Car tout le monde sait qu’en Afrique le juge est sollicité partout et en tout milieu, qui a un ancrage social et sociétal fort qui lui suit partout. Le juge est interpellé partout, dans la rue, dans les baptêmes voire même dans les funérailles par ses amis, son entourage, ses cousins, sa tribu, ses tantes….
A cet effet, il est primordial de mettre le juge à l’abri du phénomène de corruption et de la partialité en lui assurant un très bon salaire convenable, car un juge mal payé est un juge corrompu à 200%.

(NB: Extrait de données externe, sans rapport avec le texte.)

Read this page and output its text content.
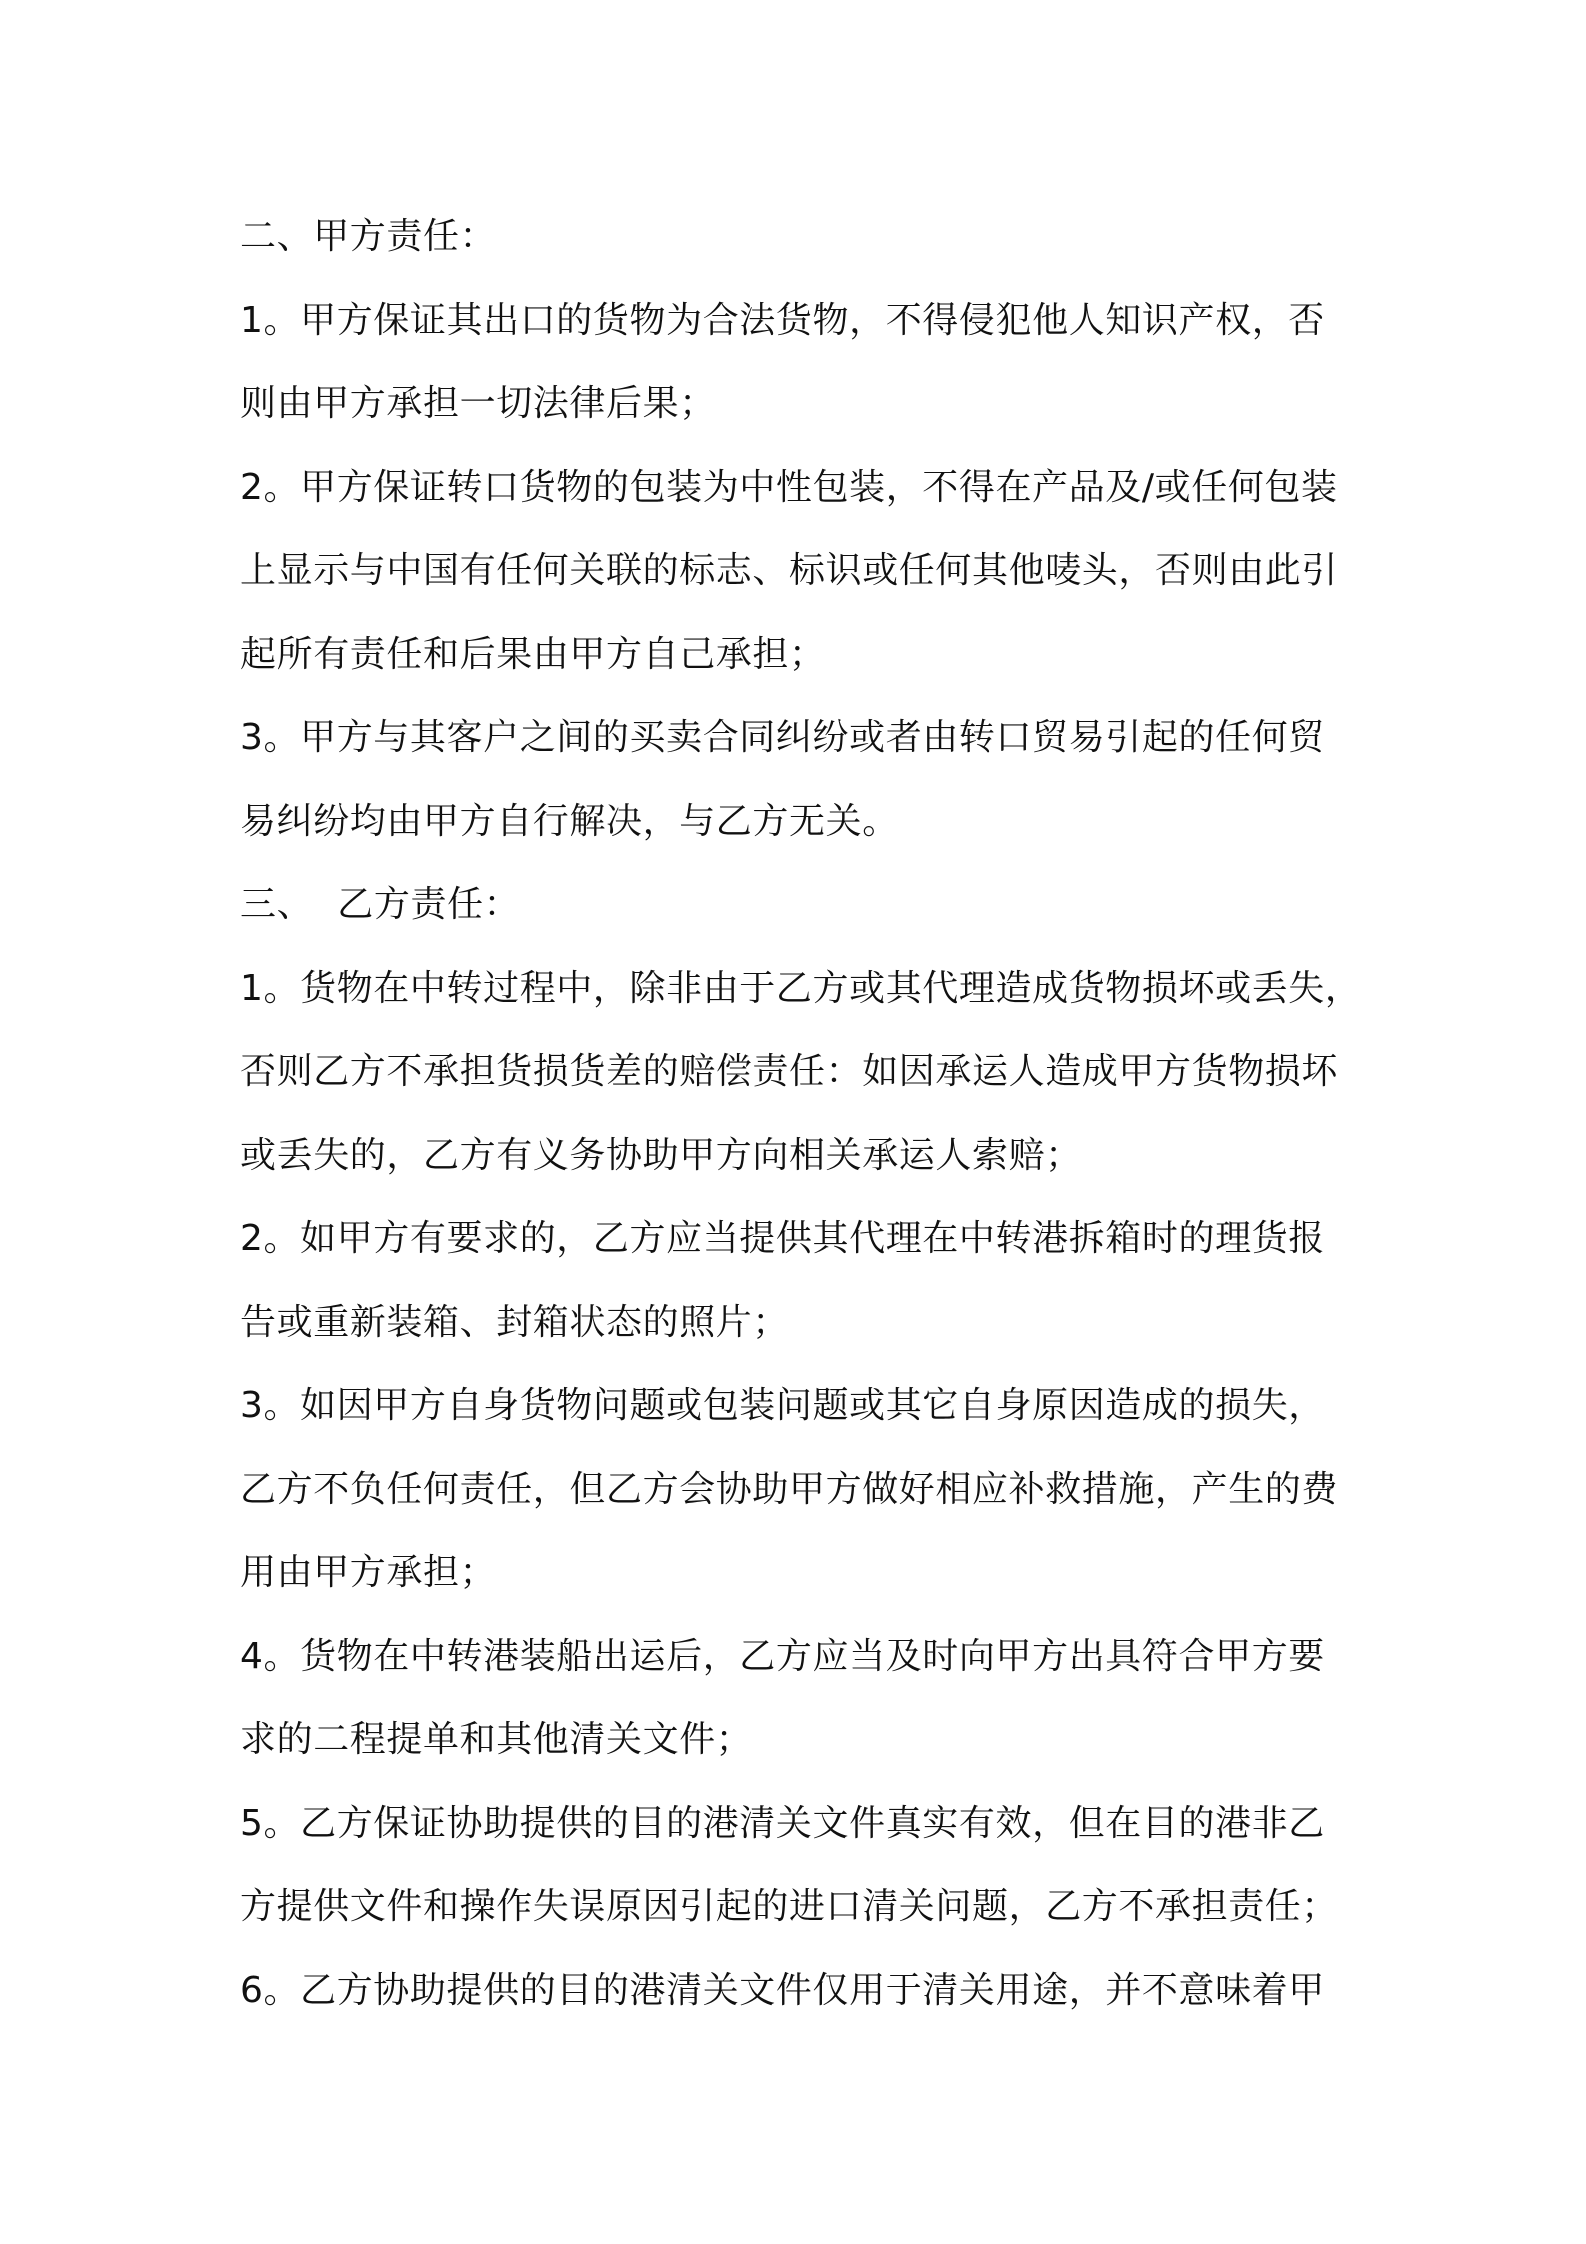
二、甲方责任：
1。甲方保证其出口的货物为合法货物，不得侵犯他人知识产权，否
则由甲方承担一切法律后果；
2。甲方保证转口货物的包装为中性包装，不得在产品及/或任何包装
上显示与中国有任何关联的标志、标识或任何其他唛头，否则由此引
起所有责任和后果由甲方自己承担；
3。甲方与其客户之间的买卖合同纠纷或者由转口贸易引起的任何贸
易纠纷均由甲方自行解决，与乙方无关。
三、  乙方责任：
1。货物在中转过程中，除非由于乙方或其代理造成货物损坏或丢失，
否则乙方不承担货损货差的赔偿责任：如因承运人造成甲方货物损坏
或丢失的，乙方有义务协助甲方向相关承运人索赔；
2。如甲方有要求的，乙方应当提供其代理在中转港拆箱时的理货报
告或重新装箱、封箱状态的照片；
3。如因甲方自身货物问题或包装问题或其它自身原因造成的损失，
乙方不负任何责任，但乙方会协助甲方做好相应补救措施，产生的费
用由甲方承担；
4。货物在中转港装船出运后，乙方应当及时向甲方出具符合甲方要
求的二程提单和其他清关文件；
5。乙方保证协助提供的目的港清关文件真实有效，但在目的港非乙
方提供文件和操作失误原因引起的进口清关问题，乙方不承担责任；
6。乙方协助提供的目的港清关文件仅用于清关用途，并不意味着甲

3eme axe de réforme est celui de la suppression du juge unique dans les tribunaux de Wilaya : La collégialité est une technique par laquelle une décision unique est rendue par une pluralité de juges à l’issue d’un délibéré qui doit demeurer secret. Il me semble bien que l’on n’ait jamais fait totalement confiance à un juge unique.
La collégialité est un principe fondamental d’une justice indépendante et impartiale. Devant les tribunaux des Wilaya, c’est les biens, la vie et les libertés de nos concitoyens qui sont en jeux. Je trouve qu’il est aujourd’hui inconcevable de laisser la vie et les libertés de nos concitoyens entre les mains d’un seul homme pour décider.
Les décisions devant les tribunaux de Wilaya doivent désormais être débattues par un collège des magistrats afin d’éviter les erreurs judiciaires, la partialité, la violation des droits fondamentaux des justiciables et les principes fondateurs d’une justice républicaine.
4eme axe de réforme est celui d’établir un code d’éthique et déontologique : Ce code va permettre de sanctionner tout magistrat, ou tout greffier, ou encore tout avocat qui s’adonne à des activités qui seraient contraire aux principes fondamentaux de la justice, à l’éthique de sa fonction et à la bonne conduite. Ce code sanctionnera également les comportements des magistrats et des auxiliaires de justice qui seraient contraire aux principes posés par la charia islamiques.
5eme axe de réforme est celui du développement de la culture de l’amiable au sein des tribunaux mauritaniens dans le domaine civil, social et commercial : L’on sait que la définition romaine de la justice (rendre à chacun le sien) ne semble pas répondre aujourd’hui aux attentes des justiciables mauritaniens en matière civile et commerciale.
La justice peut avoir d’autres significations très différentes dans les sociétés africaines et d’autres finalités qui ne sont pas celles de l’occident. L’une des finalités de la justice dans les sociétés africaines est la « vérité sociale » par opposition à la « vérité judiciaire » chez les occidentaux.
Pour cela le gouvernement doit adopter une politique nationale des modes amiables de règlement des conflits en conformité avec les reformes du CPCAC de 2019 sur les médiations judiciaire et conventionnelles et la loi de 2019 portant le code de l’arbitrage. Les modes alternatifs, il s’agit là, d’une justice de paix et de cohésion sociale.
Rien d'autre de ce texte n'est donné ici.